Abstract

While the legacy of August Strindberg has been very much in the forefront of Ingmar Bergman studies, the influence of Henrik Ibsen on Bergman’s work has yet to be fully acknowledged. This chapter demonstrates Ibsen’s influence on Bergman’s TV dramas in the early 1970s, exemplifying with an in-depth analysis of his production of The Lie (Reservatet, 1970) for Swedish television. It is one of Bergman’s least-studied works and also one of his most overtly feminist ones, contradicting the ideological appropriation of Bergman by some of his critics as a bourgeois director.
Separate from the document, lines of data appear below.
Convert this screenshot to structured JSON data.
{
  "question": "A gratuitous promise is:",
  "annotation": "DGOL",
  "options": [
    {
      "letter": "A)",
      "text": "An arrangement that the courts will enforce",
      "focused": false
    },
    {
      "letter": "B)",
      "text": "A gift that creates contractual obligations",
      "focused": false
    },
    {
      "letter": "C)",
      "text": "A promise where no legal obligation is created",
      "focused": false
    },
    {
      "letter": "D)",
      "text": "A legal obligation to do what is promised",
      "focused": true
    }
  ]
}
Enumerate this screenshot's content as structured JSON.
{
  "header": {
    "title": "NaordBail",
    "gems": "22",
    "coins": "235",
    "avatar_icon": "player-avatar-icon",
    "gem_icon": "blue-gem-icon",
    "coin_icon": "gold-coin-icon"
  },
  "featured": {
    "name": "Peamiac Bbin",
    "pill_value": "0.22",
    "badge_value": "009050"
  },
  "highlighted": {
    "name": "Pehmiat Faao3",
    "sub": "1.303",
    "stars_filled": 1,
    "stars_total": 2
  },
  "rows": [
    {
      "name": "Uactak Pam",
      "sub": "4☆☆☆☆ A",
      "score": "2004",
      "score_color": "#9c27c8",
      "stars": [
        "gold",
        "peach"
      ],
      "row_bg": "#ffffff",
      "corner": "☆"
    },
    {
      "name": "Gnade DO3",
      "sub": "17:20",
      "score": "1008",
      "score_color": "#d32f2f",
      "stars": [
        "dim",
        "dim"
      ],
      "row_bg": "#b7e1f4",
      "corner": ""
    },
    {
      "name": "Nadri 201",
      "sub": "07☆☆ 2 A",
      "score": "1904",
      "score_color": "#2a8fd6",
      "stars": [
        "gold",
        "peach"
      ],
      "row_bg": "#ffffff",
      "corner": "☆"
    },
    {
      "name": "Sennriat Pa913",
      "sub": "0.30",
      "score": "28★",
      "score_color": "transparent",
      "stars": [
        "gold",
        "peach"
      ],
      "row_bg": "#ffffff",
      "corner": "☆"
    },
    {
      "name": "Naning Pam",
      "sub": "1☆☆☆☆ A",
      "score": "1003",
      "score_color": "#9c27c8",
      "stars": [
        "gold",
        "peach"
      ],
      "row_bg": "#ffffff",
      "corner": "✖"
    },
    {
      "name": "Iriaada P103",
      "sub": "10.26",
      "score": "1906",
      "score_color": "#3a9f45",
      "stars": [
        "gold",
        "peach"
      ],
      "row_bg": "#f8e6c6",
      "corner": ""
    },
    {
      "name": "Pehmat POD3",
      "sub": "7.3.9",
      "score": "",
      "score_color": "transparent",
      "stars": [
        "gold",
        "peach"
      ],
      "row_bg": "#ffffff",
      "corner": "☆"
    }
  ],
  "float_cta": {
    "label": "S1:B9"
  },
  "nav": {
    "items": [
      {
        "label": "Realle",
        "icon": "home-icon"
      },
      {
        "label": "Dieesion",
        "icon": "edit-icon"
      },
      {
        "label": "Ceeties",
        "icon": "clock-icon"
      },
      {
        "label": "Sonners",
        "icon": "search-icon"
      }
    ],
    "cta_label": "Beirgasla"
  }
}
The Lie merges elements of his own artistry with those of August Strindberg’s play The Father (Fadren, 1887), Ibsen’s A Doll’s House (Et dukkehjem, 1879), and The Wild Duck (Vildanden, 1884) and contemporary melodrama in order to reach a mass audience with his portrayal of a middle-aged bourgeois couple in marital crisis. By reversing the gender roles, he gives the drama a gender twist that, in the spirit of Ibsen, truly deconstructs the idealization of women while ironically undercutting patriarchal ideology. In accomplishing that, it points forward to the dramatic strategies of his later TV productions, especially Scenes from a Marriage (Scener ur ett äktenskap, 1973). The Lie was a huge success at the time of its release, first in Sweden and then in the European Broadcasting Union’s 1970 Eurovision exchange of TV plays. At the dawn of second-wave feminism, it reached an audience of approximately 50 million on TV, thus becoming one of Bergman’s politically most influential works.